It is universally recognized that the medical community in the United States has an obligation to look out for the best interests of the public on health and safety issues. That obligation includes being concerned about anything that would jeopardize the health and safety of the American people. A recent editorial by the Editor in Chief and Executive Deputy Editor of the Journal of the American Medical Association entitled “Prescription Drugs, Products Liability, and Preemption of Tort Litigation” indicates a real concern in the medical community about the effects of federal preemption. This is what the editorial writers of this most prestigious publication had to say about preemption in light of the case currently before the U.S. Supreme Court:
The Wyeth v. Levine ruling will have far-reaching and profound implications for patients and drug safety. If the Court rules in favor of Wyeth, endorsing preemption, patients will lose an irreplaceable method for seeking remedies for injuries resulting from pharmaceutical agents that were approved by FDA. As with the medical device preemption ruling, such a decision would likely result in thousands of lawyers defending drug manufacturers to file motions in state courts to dismiss plaintiffs’ claims under preemption. In a recent products liability lawsuit, a Philadelphia judge ruled that the federal National Childhood Vaccine Injury Act preempts tort claims of design defects and failure to warn, effectively immunizing vaccine manufacturers against liability claims. As shown in the study by Giezen et al., many safety problems are identified only after drug approval. The human body is in a constant state of change and the effects of some drugs will manifest only after exposure over time. Furthermore, some serious adverse drug effects are quite uncommon and require use of the drug in large numbers of patients to become evident. The safety of drugs in a clinical trial, the study type used for FDA approval, is based on specific participant types, numbers, and design that cannot ensure the true safety of a drug. In addition, manipulation of study results by the drug manufacturers (who almost always sponsor studies used for decisions about drug approval) can obscure the true safety profile of a drug.
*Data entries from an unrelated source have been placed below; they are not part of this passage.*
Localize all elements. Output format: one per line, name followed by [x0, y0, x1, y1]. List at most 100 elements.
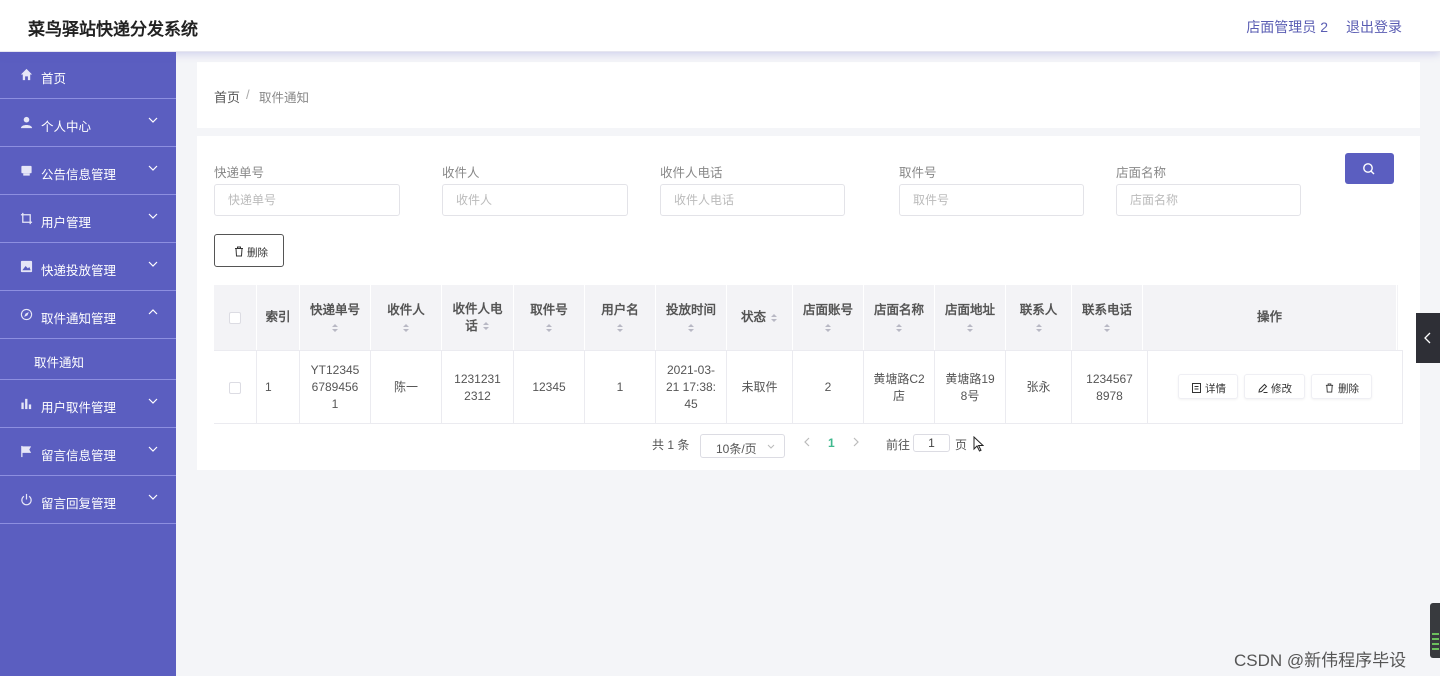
- col-pickup-no-label: 取件号: [530, 302, 568, 317]
- page-number-current[interactable]: 1: [828, 436, 835, 450]
- sort-icon[interactable]: [545, 322, 553, 334]
- sort-icon[interactable]: [966, 322, 974, 334]
- select-all-checkbox[interactable]: [229, 311, 241, 324]
- tracking-no-label: 快递单号: [214, 166, 265, 180]
- col-recipient-phone[interactable]: 收件人电话: [442, 285, 514, 350]
- cell-recipient-phone: 1231231 2312: [442, 351, 514, 424]
- cell-text: 45: [684, 397, 698, 411]
- recipient-phone-input[interactable]: [660, 184, 845, 216]
- recipient-input[interactable]: [442, 184, 628, 216]
- sidebar-item-label: 留言信息管理: [41, 449, 117, 463]
- sidebar-item-message-management[interactable]: 留言信息管理: [0, 428, 176, 476]
- side-panel-toggle[interactable]: [1416, 313, 1440, 363]
- sidebar-item-user-pickup-management[interactable]: 用户取件管理: [0, 380, 176, 428]
- edit-button[interactable]: 修改: [1244, 374, 1305, 399]
- next-page-button[interactable]: [852, 437, 860, 447]
- flag-icon: [21, 445, 32, 458]
- sort-icon[interactable]: [331, 322, 339, 334]
- page-size-value: 10条/页: [716, 442, 757, 456]
- col-drop-time[interactable]: 投放时间: [656, 285, 727, 350]
- col-contact-phone[interactable]: 联系电话: [1072, 285, 1143, 350]
- sidebar-item-notice-management[interactable]: 公告信息管理: [0, 147, 176, 195]
- chevron-down-icon: [767, 444, 775, 449]
- cell-text: 21 17:38:: [665, 380, 717, 394]
- recipient-label: 收件人: [442, 166, 480, 180]
- sidebar-item-personal-center[interactable]: 个人中心: [0, 99, 176, 147]
- sidebar-item-delivery-management[interactable]: 快递投放管理: [0, 243, 176, 291]
- sort-icon[interactable]: [770, 312, 778, 324]
- sidebar-item-user-management[interactable]: 用户管理: [0, 195, 176, 243]
- cell-text: 12345: [532, 380, 566, 394]
- sort-icon[interactable]: [482, 320, 490, 332]
- sidebar-subitem-pickup-notice[interactable]: 取件通知: [0, 339, 176, 380]
- sort-icon[interactable]: [895, 322, 903, 334]
- sidebar-subitem-label: 取件通知: [34, 356, 85, 370]
- compass-icon: [20, 308, 33, 321]
- sidebar-item-label: 用户取件管理: [41, 401, 117, 415]
- col-index: 索引: [257, 285, 300, 350]
- row-checkbox[interactable]: [229, 381, 241, 394]
- col-username[interactable]: 用户名: [585, 285, 656, 350]
- sidebar-item-pickup-notice-management[interactable]: 取件通知管理: [0, 291, 176, 339]
- col-recipient[interactable]: 收件人: [371, 285, 442, 350]
- col-contact-label: 联系人: [1019, 302, 1058, 317]
- sort-icon[interactable]: [1035, 322, 1043, 334]
- document-icon: [1192, 383, 1201, 393]
- col-recipient-phone-label: 收件人电: [452, 301, 503, 316]
- cell-store-name: 黄塘路C2 店: [864, 351, 935, 424]
- col-store-address[interactable]: 店面地址: [935, 285, 1006, 350]
- sidebar-item-label: 留言回复管理: [41, 497, 117, 511]
- pickup-notice-table: 索引 快递单号 收件人 收件人电话 取件号 用户名 投放时间 状态 店面账号 店…: [214, 285, 1403, 424]
- sidebar-item-label: 快递投放管理: [41, 264, 117, 278]
- sidebar-item-home[interactable]: 首页: [0, 52, 176, 99]
- edit-icon: [1258, 383, 1268, 393]
- col-store-name[interactable]: 店面名称: [864, 285, 935, 350]
- trash-icon: [235, 246, 243, 257]
- batch-delete-button[interactable]: 删除: [214, 234, 284, 267]
- cell-text: 1: [616, 380, 624, 394]
- chevron-down-icon: [148, 117, 158, 123]
- goto-page-input[interactable]: [913, 434, 950, 452]
- breadcrumb-home-link[interactable]: 首页: [214, 87, 240, 106]
- col-pickup-no[interactable]: 取件号: [514, 285, 585, 350]
- cell-text: 张永: [1026, 380, 1051, 394]
- delete-button[interactable]: 删除: [1311, 374, 1372, 399]
- chevron-down-icon: [148, 165, 158, 171]
- col-recipient-phone-label-2: 话: [465, 318, 478, 333]
- col-contact[interactable]: 联系人: [1006, 285, 1072, 350]
- cell-text: 店: [892, 388, 905, 403]
- chevron-down-icon: [148, 213, 158, 219]
- col-recipient-label: 收件人: [387, 302, 425, 317]
- cell-text: 1234567: [1086, 371, 1133, 386]
- sort-icon[interactable]: [687, 322, 695, 334]
- page-size-select[interactable]: 10条/页: [700, 434, 785, 458]
- tracking-no-input[interactable]: [214, 184, 400, 216]
- floating-widget[interactable]: [1430, 603, 1440, 658]
- page-suffix-label: 页: [955, 438, 968, 452]
- search-button[interactable]: [1345, 153, 1394, 184]
- cell-index: 1: [257, 351, 300, 424]
- notice-icon: [21, 165, 32, 176]
- col-status[interactable]: 状态: [727, 285, 793, 350]
- cell-actions: 详情 修改 删除: [1148, 351, 1403, 424]
- pickup-no-input[interactable]: [899, 184, 1084, 216]
- col-tracking-no[interactable]: 快递单号: [300, 285, 371, 350]
- prev-page-button[interactable]: [803, 437, 811, 447]
- cell-username: 1: [585, 351, 656, 424]
- cell-text: 1: [331, 397, 339, 411]
- store-name-input[interactable]: [1116, 184, 1301, 216]
- sort-icon[interactable]: [1103, 322, 1111, 334]
- sort-icon[interactable]: [616, 322, 624, 334]
- chevron-up-icon: [148, 309, 158, 315]
- col-store-account[interactable]: 店面账号: [793, 285, 864, 350]
- col-status-label: 状态: [740, 310, 766, 324]
- sort-icon[interactable]: [824, 322, 832, 334]
- sort-icon[interactable]: [402, 322, 410, 334]
- watermark: CSDN @新伟程序毕设: [1234, 651, 1407, 670]
- chevron-left-icon: [1424, 332, 1431, 344]
- logout-link[interactable]: 退出登录: [1346, 17, 1402, 37]
- chevron-down-icon: [148, 446, 158, 452]
- sidebar-item-label: 个人中心: [41, 120, 92, 134]
- sidebar-item-reply-management[interactable]: 留言回复管理: [0, 476, 176, 524]
- detail-button[interactable]: 详情: [1178, 374, 1238, 399]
If the Court rules for preemption in Wyeth v Levine, Congressional action will be necessary to remove preemption of state tort litigation involving claims of products liability for prescription drugs. Otherwise, the current system of FDA approval of drugs would have to be changed to preserve the health of the public. Under this alternative approach, no drug could be fully approved until long-term studies with large numbers of participants had been completed and marketing would have to be greatly limited until full FDA approval is achieved. Surely, the drug manufacturers would not be pleased with such a system; however, without such safeguards, patient safety would be jeopardized. Either way, Congress, not the Supreme Court, seems better suited to decide public policy on patient safety, and it is telling that many members of Congress have joined amici briefs to remind the Court that Congress already has decided not to grant preemption to drug manufacturers.
One of the most important ways to ensure the health of the nation is to be certain that medical devices and pharmaceutical agents are safe. The FDA is not infallible and the recently increased resources do not include a crystal ball. Therefore, unless and until the FDA drug approval process and the postmarketing surveillance system improve significantly, patients must have a means to seek recourse through tort litigation against product manufacturers. Anything less may well preempt the well-being and safety of the public.
I have to wonder if those in the Bush Administration who are pushing preemption so hard have read this editorial. Sadly, I seriously doubt it. Even if they did, with Dick Cheney and Karl Rove calling the shots on preemption, it would do no good.